Photo de Norbert Krantz Agrandissement : Illustration 1
- Il m’appelle immédiatement après avoir appris la nouvelle pour me dire qu’il n’avait pas du tout œuvré à l’évolution de cette situation et qu’il était surpris par ma décision ainsi que par l’évolution du contexte. Je lui dis que je n’en crois pas un mot, que je l’avais déjà informé de ma difficulté à me situer dans le nouveau système, que je pense que ma tête avait été mise à prix avec l’arrivée du nouveau DTN et en petit comité… Il me dit qu’il souhaite conserver des liens d’amitié avec moi ; je lui rétorque que « je ne mange pas de ce pain-là » ! Je ne lui dirai pas ce que je pense de la façon dont ils m’ont tous ignoré dans les derniers instants de l’occupation de mon poste ; et pourtant, j’en aurais des choses à raconter. Pour moi, il s’agit d’une trahison. Me revient dans l’instant ce moment où je suis saisi par un SMS en pleine réunion / bilan d’un championnat du monde, afin que je puisse donner en aparté, mon avis personnel sur l’analyse des résultats fournis par la FFH. Et puis me reviennent toutes ces déclarations d’intention au sujet des moyens dont je pourrais disposer, lorsqu’après Tokyo, on me fit la promesse de consolider le staff d’experts qui pourraient accompagner la montée en puissance de nos sportifs et de leurs entraîneurs. Extraordinaire de constater à la longue, que ceux qui étaient le plus réfractaires à l’Agence Nationale du Sport au sein de la FFH, sont toujours en poste, ont parfois été « uploadés » et que la cellule haute performance a été rayé de la carte. Ne comptez cependant pas sur moi pour dévoiler l’objet de confidences et de discussions secrètes ; je considère qu’elles font partie de la sphère privée et qu’elles doivent le rester.
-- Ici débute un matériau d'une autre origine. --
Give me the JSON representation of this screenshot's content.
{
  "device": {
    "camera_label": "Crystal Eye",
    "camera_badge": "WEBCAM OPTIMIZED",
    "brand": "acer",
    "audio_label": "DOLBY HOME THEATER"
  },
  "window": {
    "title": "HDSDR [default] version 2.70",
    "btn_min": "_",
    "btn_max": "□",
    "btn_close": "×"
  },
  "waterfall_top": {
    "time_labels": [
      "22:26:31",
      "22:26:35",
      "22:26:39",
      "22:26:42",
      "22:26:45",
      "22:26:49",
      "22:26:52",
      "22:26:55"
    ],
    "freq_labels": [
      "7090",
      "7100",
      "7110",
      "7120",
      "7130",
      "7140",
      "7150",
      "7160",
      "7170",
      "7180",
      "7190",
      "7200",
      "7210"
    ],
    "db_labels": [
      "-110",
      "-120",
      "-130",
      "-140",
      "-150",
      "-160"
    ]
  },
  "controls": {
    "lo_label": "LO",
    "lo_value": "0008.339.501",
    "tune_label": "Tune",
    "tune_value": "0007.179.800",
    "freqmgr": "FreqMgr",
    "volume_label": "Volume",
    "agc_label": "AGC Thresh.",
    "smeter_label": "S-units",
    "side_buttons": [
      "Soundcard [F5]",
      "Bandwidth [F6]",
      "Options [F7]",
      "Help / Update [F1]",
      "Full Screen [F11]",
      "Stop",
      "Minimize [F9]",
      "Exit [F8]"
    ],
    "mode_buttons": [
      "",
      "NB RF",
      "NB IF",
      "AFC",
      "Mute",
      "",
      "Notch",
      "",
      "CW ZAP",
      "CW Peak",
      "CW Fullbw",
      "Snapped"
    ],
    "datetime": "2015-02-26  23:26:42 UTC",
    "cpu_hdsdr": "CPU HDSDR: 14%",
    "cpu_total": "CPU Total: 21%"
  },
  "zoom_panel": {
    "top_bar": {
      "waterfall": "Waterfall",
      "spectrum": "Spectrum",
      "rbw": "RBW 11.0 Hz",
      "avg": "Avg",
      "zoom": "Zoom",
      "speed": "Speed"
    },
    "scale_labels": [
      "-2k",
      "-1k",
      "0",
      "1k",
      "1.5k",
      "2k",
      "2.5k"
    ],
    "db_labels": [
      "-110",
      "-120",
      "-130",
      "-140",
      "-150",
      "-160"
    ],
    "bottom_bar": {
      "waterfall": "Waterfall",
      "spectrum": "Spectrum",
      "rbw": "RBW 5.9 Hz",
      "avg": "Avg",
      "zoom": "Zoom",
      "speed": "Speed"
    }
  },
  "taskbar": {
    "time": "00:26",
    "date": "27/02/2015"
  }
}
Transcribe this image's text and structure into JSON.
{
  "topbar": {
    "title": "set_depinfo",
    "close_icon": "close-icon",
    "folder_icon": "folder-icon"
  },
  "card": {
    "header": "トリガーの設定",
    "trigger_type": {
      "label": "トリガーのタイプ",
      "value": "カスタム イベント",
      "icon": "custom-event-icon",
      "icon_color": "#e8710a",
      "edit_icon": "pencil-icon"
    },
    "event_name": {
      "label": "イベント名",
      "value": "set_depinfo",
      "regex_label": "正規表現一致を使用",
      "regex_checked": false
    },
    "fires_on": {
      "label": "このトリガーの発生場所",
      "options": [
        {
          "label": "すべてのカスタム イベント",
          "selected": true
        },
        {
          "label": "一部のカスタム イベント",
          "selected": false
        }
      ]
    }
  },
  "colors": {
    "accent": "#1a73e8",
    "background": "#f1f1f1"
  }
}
- Que deviendra l’ANS après les Jeux ?
- Je n’en sais rien et je m’en fous un peu. Mais il y a une chose de sûr, il va falloir améliorer le recrutement de ceux qui devront occuper des postes de responsabilité au sein de cet organisme. Casser le système des réseaux qui imposent des visons claniques ; rompre avec l’autoritarisme qui élimine ceux qui ne rentrent pas de façon parfaite dans le moule. Il faudra remettre de la diversité -de l’audace et du pouvoir de création- et de l’humanité dans le système décisionnel ; ne pas se départir des sages qui permettent à tout un chacun, de cheminer avec sérénité, en bénéficiant de l’expérience des « vieux ». Que les domaines de compétence liés au traitement de certaines tâches soient bien identifiés ; que la reconnaissance des qualifications de chacun soit respectée et que les éléments de personnalité et de parcours qui peuvent constituer une véritable valeur ajoutée (dynamisme et confiance) soient reconnues. Enfin, que la détermination des stratégies opératoires demeurent bien l’apanage de ceux qui les mettent en œuvre, sur le plan du terrain.